PS Plus Software Portfolio + Consulting Investorengruppe erwirbt Mehrheit an Software-Anbieter von Sal. Oppenheim

Peter Dobler (l.) hält als langjähriger Geschäftsführer künftig 25,1 Prozent an der PS Plus. Henning Heuerding, Vorstand bei Sal. Oppenheim, ist froh, den Software-Anbieter in die Hände von strategischen Investoren zu übergeben. | © Sal. Oppenheim

Peter Dobler (l.) hält als langjähriger Geschäftsführer künftig 25,1 Prozent an der PS Plus. Henning Heuerding, Vorstand bei Sal. Oppenheim, ist froh, den Software-Anbieter in die Hände von strategischen Investoren zu übergeben. Foto: Sal. Oppenheim

Die Erste Wealthmanagement-Software Beteiligungsgesellschaft (EWSB) hat von Sal. Oppenheim 74,9 Prozent der Anteile an der PS Plus Portfolio Software + Consulting (PS Plus) erworben. Mit 25,1 Prozent ist zudem künftig Peter Dobler, langjähriger Geschäftsführer und Mitgründer der PS Plus, am Unternehmen beteiligt. Über den Kaufpreis haben die beteiligten Parteien Stillschweigen vereinbart.

PS Plus ist eigenen Angaben zufolge Marktführer bei Softwareangeboten für Family Offices, Banken, Vermögensverwalter und Stiftungen, mit Kunden aus Deutschland, Österreich, der Schweiz und Luxembourg sowie aus Großbritannien und den USA. Das Unternehmen werde als eigenständige Einheit bestehen bleiben.

Die EWSB wurde im Oktober 2017 in Mainz gegründet mit dem Geschäftszweck des Erwerbs der Mehrheit an der PS Plus. Die Investorengruppe wird angeführt von Ludwig Holle, Finanzexperte mit langjähriger Erfahrung im Beteiligungsmanagement, sowie Christian Hank und Dirk Lenz – beide über viele Jahre Vorstandsmitglieder der Market Maker Software, einem der früheren Marktführer im Segment Portfoliomanagementlösungen für Vermögensverwalter und Family Offices.
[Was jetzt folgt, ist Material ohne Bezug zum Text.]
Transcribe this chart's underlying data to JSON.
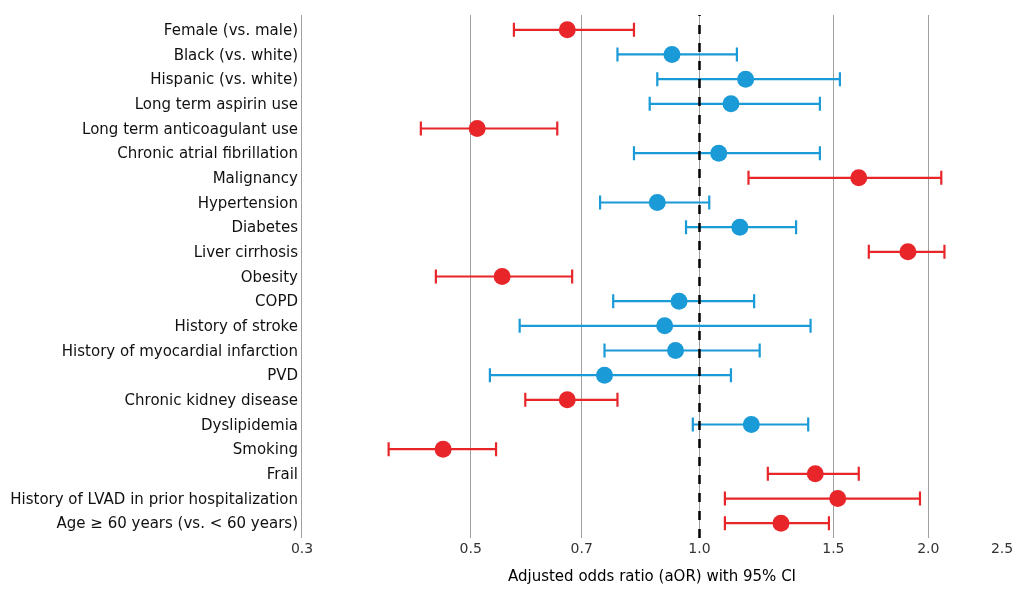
{
  "chart_data": {
    "type": "scatter",
    "orientation": "horizontal",
    "xlabel": "Adjusted odds ratio (aOR) with 95% CI",
    "categories": [
      "Female (vs. male)",
      "Black (vs. white)",
      "Hispanic (vs. white)",
      "Long term aspirin use",
      "Long term anticoagulant use",
      "Chronic atrial fibrillation",
      "Malignancy",
      "Hypertension",
      "Diabetes",
      "Liver cirrhosis",
      "Obesity",
      "COPD",
      "History of stroke",
      "History of myocardial infarction",
      "PVD",
      "Chronic kidney disease",
      "Dyslipidemia",
      "Smoking",
      "Frail",
      "History of LVAD in prior hospitalization",
      "Age ≥ 60 years (vs. < 60 years)"
    ],
    "values": [
      0.67,
      0.92,
      1.15,
      1.1,
      0.51,
      1.06,
      1.62,
      0.88,
      1.13,
      1.88,
      0.55,
      0.94,
      0.9,
      0.93,
      0.75,
      0.67,
      1.17,
      0.46,
      1.42,
      1.52,
      1.28
    ],
    "errors": [
      [
        0.57,
        0.82
      ],
      [
        0.78,
        1.12
      ],
      [
        0.88,
        1.53
      ],
      [
        0.86,
        1.44
      ],
      [
        0.43,
        0.65
      ],
      [
        0.82,
        1.44
      ],
      [
        1.16,
        2.08
      ],
      [
        0.74,
        1.03
      ],
      [
        0.96,
        1.34
      ],
      [
        1.67,
        2.1
      ],
      [
        0.45,
        0.68
      ],
      [
        0.77,
        1.18
      ],
      [
        0.58,
        1.4
      ],
      [
        0.75,
        1.2
      ],
      [
        0.53,
        1.1
      ],
      [
        0.59,
        0.78
      ],
      [
        0.98,
        1.39
      ],
      [
        0.39,
        0.54
      ],
      [
        1.23,
        1.62
      ],
      [
        1.08,
        1.95
      ],
      [
        1.08,
        1.48
      ]
    ],
    "colors": [
      "#e8262a",
      "#1a9ad6",
      "#1a9ad6",
      "#1a9ad6",
      "#e8262a",
      "#1a9ad6",
      "#e8262a",
      "#1a9ad6",
      "#1a9ad6",
      "#e8262a",
      "#e8262a",
      "#1a9ad6",
      "#1a9ad6",
      "#1a9ad6",
      "#1a9ad6",
      "#e8262a",
      "#1a9ad6",
      "#e8262a",
      "#e8262a",
      "#e8262a",
      "#e8262a"
    ],
    "xlim": [
      0.3,
      2.5
    ],
    "xticks": [
      0.3,
      0.5,
      0.7,
      {
        "value": 1.0,
        "label": "1.0"
      },
      1.5,
      {
        "value": 2.0,
        "label": "2.0"
      },
      2.5
    ],
    "log": "x",
    "grid": "x",
    "marker": "circle",
    "ref_lines": [
      {
        "axis": "x",
        "value": 1.0,
        "color": "#000000",
        "line_style": "dashed"
      }
    ]
  }
}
Im Bieterverfahren ausschlaggebend war neben den finanziellen Parametern das Konzept der EWSB zur strategischen Weiterentwicklung von PS Plus. „Wir geben ein finanziell gesundes und zukunftsfähiges Unternehmen an ein Team von strategischen Investoren ab und sind überzeugt, dass sich die PS Plus in dieser Konstellation sehr positiv weiterentwickeln wird.“, sagt Henning Heuerding, Vorstand von Sal. Oppenheim.

„Die PS Plus hat in den letzten Jahren ihre Hausaufgaben erledigt und ist sehr gut vorbereitet auf alle regulatorischen, fachlichen und technologischen Herausforderungen, die ihre Kunden künftig zu bewältigen haben“, sagt Investor Hank. „Im Rahmen der Due Diligence waren wir insbesondere über das große Vertrauen der Kunden in die Mitarbeiter der PS Plus angetan, die langfristigen Vertragsbeziehungen sowie das internationale Kundenportfolio.“

Die EWSB plant mittelfristig den Kauf und die Kooperation mit weiteren Software- und Dienstleistungsunternehmen, die sich auf die Zielgruppen Vermögensverwalter, Family Offices, Stiftungen und Banken konzentrieren. So soll das Angebot der PS Plus ergänzt werden. „Mit der so gewonnenen Unabhängigkeit und dem hinzukommenden Wissen speziell um die Bedürfnisse der Vermögensverwalter und Privatbanken wird die PS Plus künftig schneller wachsen können“, sagt Dobler als geschäftsführender Gesellschafter des Software-Anbieters.